Ana Pérez

Ana Pérez est un phénomène dont tout le monde parle. On la voit partout où il y a du flamenco :
au festival d’Avignon dans la compagnie de Luis de la Carrasca, au festival flamenco de Mont-de-Marsan, de Châteauneuf-Grasse et du Toursky dans le spectacle « Madre e Hija » de la Compagnie Solea (mai 2012).

Il faut dire que son destin semblait tracé dès sa plus tendre enfance.
Fille du chorégraphe Patrick Servius et de Maria Pérez, directrice du Centre Solea, elle a été formée à la danse contemporaine par Josette Baïz, et a fait partie du Groupe Grenade pendant toute son enfance. Avec cette Compagnie elle a dansé dans les plus grands théâtres de France pour la création « Zoom » entre 10 et 16 ans.

Le flamenco, elle est née dedans. Elle met ses premières chaussures à l’âge de 3 ans, et sa mère décèle tout de suite chez cet enfant, un don exceptionnel pour le rythme et la danse en général.
Puis ce sera au contact des maîtres sévillans que sa passion se révèlera : Pilar Ortega, Adela Campallo, Mercedes Ruiz, Eva la Yerbabuena, Rocio Molina… elle dansera sa première alegria à l’âge de 9 ans dans le tablao mythique du 68 Rue Sainte.

Photo  : Alain Scherer

Les musiciens les plus prestigieux l’on vue évoluer au fils des spectacles. On se souvient des ses prestations en tant que soliste dans la pièce La Monja gitana en 2004, elle n’avait que 13 ans, ou encore dans le spectacle Grito au théâtre du Gymnase, au Festival du Château de la Tour d’Aigues et à celui de Mont-de-Marsan.

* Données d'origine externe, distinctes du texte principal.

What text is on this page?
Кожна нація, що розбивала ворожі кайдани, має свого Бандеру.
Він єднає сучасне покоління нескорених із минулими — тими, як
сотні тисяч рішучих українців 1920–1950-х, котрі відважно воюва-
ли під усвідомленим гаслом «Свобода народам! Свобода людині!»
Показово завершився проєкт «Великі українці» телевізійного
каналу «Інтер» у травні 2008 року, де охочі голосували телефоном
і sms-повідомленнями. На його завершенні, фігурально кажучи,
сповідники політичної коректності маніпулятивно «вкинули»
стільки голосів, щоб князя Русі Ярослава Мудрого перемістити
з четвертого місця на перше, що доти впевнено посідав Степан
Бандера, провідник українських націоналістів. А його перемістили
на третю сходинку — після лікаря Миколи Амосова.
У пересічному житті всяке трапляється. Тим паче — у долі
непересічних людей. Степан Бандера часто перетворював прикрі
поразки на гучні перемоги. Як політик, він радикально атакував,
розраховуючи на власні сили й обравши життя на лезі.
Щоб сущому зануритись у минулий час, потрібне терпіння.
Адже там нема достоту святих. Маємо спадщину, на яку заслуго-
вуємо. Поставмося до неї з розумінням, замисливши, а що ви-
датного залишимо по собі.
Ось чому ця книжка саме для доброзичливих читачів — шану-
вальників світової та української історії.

Voilà cinq ans qu’elle vit à Séville. Là bas elle continue à se former avec sa maestra incontestée, Pilar Ortega, mais également avec La Yerbabuena, Andrés Peña ou encore Rocio Molina. Boulimique de techniques et de performances, elle est en contact permanent avec les jeunes artistes les plus brillants et inventifs de la capitale andalouse tels que Carlos Carbonell, Noisés Navarro, qui voient en elle un phénomène encore jamais vu. Le « mundillo flamenco » en parle beaucoup, et les portes les plus inaccessibles s’ouvrent à elle tout naturellement. Elle danse dans les meilleurs tablaos de la ville : El Museo del Baile Flamenco, El Arenal, el Auditorio Alvarez Quintero, lo Gallos. En 2010 elle est demi-finaliste du concours « Los Jovenes Flamencos » et finaliste du concours « Carmen Amaya » à Barcelone. Elle est également sollicitée pour se produire dans les « Peñas de Guardia », réservées aux seuls connaisseurs du flamenco et on la voit régulièrement dans le festival « Flamenco de Calle » et au célèbre «Tablao de Carmen» de Barcelone.

On la surnomme «La perle noire du Flamenco».